Chronology Current Month Current Thread Current Date
[Year List] [Month List (current year)] [Date Index] [Thread Index] [Thread Prev] [Thread Next] [Date Prev] [Date Next]

Re: [Phys-L] peculiar data; was: uncertainty



I've not been able to check the list for a while. Just saw this thread.

-- Fudging the data to remove peculiar-looking points ... that's serious misconduct.

I think that may depend on the situation. Remember what was being done.

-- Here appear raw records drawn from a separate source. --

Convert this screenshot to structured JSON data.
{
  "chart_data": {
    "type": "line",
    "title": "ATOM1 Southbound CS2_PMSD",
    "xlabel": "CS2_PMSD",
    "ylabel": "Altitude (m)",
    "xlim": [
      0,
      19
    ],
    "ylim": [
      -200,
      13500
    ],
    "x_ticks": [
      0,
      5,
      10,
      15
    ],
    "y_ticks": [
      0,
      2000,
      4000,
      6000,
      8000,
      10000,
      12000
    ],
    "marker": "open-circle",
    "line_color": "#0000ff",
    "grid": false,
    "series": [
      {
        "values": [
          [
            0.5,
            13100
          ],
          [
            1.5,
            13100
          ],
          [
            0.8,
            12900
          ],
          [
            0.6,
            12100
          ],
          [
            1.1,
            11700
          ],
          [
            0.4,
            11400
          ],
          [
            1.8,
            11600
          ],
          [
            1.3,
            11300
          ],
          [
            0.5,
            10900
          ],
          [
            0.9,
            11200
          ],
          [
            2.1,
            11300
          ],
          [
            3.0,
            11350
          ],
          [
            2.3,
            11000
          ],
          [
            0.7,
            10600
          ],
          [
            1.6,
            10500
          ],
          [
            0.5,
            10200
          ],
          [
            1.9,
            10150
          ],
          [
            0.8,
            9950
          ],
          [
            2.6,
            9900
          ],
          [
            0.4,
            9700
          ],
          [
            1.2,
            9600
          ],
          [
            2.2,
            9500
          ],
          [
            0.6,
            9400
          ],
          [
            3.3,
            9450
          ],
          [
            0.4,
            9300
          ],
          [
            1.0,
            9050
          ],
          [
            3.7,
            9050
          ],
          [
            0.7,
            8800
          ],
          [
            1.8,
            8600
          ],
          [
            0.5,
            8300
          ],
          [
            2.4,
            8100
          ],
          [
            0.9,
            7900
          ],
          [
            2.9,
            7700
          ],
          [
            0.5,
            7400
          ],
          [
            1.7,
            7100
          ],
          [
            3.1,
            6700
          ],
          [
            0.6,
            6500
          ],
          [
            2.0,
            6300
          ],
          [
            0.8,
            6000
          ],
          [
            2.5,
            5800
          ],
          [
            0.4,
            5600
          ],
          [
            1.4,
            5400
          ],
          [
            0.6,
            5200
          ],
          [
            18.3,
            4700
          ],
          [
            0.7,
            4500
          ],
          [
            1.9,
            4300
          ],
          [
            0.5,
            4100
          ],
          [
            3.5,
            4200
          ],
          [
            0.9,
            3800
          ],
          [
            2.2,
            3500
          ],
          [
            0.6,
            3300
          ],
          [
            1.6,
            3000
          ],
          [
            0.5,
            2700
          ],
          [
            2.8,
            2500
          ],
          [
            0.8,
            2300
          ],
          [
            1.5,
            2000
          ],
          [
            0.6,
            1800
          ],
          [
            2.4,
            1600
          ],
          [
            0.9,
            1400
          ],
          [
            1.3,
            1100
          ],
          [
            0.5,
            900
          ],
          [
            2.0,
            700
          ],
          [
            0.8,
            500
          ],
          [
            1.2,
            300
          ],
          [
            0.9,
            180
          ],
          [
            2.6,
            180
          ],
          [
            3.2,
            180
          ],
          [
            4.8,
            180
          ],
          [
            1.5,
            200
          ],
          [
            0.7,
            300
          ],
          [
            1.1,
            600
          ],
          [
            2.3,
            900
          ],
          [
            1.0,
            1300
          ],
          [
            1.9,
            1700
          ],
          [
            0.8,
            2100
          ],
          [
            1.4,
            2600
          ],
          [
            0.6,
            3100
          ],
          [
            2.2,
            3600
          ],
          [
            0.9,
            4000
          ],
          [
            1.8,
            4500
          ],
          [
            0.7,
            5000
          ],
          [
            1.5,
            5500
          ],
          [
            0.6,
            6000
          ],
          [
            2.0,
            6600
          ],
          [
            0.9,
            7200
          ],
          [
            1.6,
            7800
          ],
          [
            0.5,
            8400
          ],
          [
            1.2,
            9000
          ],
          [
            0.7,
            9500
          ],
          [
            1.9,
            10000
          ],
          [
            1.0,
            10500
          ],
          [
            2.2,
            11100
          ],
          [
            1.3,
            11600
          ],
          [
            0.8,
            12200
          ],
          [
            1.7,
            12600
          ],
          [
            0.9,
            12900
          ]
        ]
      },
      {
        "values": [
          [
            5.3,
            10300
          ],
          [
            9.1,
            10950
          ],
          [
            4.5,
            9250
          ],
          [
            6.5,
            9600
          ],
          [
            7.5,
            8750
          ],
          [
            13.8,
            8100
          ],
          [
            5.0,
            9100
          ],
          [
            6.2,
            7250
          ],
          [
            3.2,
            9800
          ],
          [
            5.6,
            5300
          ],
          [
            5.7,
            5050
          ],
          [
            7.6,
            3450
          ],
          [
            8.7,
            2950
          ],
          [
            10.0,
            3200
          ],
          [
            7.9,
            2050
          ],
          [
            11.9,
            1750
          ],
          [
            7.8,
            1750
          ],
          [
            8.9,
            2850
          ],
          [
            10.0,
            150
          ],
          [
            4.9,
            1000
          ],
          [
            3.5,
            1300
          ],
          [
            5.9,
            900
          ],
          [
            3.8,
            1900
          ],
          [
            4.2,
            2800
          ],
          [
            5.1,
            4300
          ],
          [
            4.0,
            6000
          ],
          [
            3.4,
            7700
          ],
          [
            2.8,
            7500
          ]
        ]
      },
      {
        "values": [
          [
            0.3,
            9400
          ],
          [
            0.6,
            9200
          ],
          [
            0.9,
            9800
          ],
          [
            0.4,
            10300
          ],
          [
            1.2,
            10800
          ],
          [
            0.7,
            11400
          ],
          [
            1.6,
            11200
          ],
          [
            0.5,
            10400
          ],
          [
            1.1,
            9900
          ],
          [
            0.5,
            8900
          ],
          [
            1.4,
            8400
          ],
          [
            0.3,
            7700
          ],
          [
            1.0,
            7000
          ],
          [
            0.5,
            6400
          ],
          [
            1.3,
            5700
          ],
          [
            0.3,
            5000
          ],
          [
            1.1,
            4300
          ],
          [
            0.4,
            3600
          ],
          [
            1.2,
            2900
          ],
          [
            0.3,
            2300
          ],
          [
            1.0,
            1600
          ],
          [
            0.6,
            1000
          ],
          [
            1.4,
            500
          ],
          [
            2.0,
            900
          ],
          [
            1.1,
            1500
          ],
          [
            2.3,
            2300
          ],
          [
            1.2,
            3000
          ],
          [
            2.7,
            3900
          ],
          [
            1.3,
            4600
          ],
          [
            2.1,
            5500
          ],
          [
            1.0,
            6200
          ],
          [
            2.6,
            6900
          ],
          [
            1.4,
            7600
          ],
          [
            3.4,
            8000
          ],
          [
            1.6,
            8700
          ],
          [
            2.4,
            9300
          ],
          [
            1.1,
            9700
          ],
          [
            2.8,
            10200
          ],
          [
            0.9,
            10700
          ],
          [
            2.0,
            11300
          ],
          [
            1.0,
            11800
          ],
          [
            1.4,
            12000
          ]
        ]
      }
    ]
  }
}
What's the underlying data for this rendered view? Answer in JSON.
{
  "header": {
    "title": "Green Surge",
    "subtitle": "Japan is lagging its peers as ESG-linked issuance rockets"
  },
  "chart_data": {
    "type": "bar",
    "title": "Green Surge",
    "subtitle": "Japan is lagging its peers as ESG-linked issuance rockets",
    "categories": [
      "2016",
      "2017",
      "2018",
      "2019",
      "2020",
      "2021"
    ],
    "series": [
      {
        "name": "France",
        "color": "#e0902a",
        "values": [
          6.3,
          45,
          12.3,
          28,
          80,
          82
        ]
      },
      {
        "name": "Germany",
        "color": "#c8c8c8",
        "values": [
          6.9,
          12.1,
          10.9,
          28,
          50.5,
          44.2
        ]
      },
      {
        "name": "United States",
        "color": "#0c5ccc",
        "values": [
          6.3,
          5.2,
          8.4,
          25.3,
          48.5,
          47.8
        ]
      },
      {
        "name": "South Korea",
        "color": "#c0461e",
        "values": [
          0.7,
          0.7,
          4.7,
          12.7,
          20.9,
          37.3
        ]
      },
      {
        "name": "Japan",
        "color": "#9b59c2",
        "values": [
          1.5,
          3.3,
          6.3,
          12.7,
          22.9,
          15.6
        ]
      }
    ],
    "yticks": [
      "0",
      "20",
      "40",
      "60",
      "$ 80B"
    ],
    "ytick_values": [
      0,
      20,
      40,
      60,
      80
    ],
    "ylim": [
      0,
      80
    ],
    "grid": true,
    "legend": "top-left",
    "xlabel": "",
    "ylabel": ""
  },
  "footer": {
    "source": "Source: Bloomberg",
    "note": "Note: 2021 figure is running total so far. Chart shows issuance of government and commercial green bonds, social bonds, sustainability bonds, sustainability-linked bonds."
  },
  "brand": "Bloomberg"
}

We had ~75 data points. of them, 74 were between 185.xxg - 187.xxg. One value was at 164.xxg. We discussed the range of values, what might have produced such a range, what proper procedure is for recording the data (with all students measuring the same mass on the same triple beam balance). When we analyzed our data, we did see but did not include the 164.xx value in our range used to determine the precision of measurements with a triple beam balance. If a student submits 34,851.4g, do you suggest we keep that point too? In this case? Measuring a washer on a triple beam balance? I find that to be an extreme choice. You can take this mole hill and make it a mountain. But I disagree with you on this one.
This activity if we include the 164.xx value in our measurements, then the result would be that our 3 crank method for measuring the mass of an object in lab would have an uncertainty of roughly 20 grams. Really? If the student enters 16414g, then our uncertainty in all values measured by the triple beam balance are +/- 16,229g because someone slid decimals around the wrong. way? Really? "From this point forward, when we collect data and do experiments, all mass value measured on a triple beam balance must be recorded as precisely as possible, and the uncertainty associated with that measurement must be +/- 16,229g. Is it possible momentum was conserved in your lab?" "Will your object float in water?" The results become silly. The 16,229g mark is an extreme to make a point. However, 20 grams? The 3 crank method with an uncertainty of 20g is still rather large, in my opinion.
Separately, we always talk about keeping our data. If we get something unexpected, we keep it and take more data. We often plot all of our data on our graphs and get the best fit line and relationship from all of our data (not always, sometimes we have issues with what we would like to plot when compared to what our software will let us plot). We discuss how the cardinal sin of science is fudging data. No number of Hail Mary's can solve that problem.
We keep all data. But I don't think the 164 mark is helpful here.

Have a good one.
Paul.




-----Original Message-----
From: Phys-l [mailto:phys-l-bounces@www.phys-l.org] On Behalf Of Bill Nettles
Sent: Monday, January 19, 2015 10:01 AM
To: Phys-L@Phys-L.org
Subject: Re: [Phys-L] peculiar data; was: uncertainty

An experiment yields anamolous data, but a careful review identifies problems in the experiment (or in some of the data collection) which can be matched to the anamolous data. Do you formally report the anamolous data (I know you MUST keep it in the log book), then give justification for excluding it, or do you ignore it (and the procedural/instrumentation errors) in the formal report?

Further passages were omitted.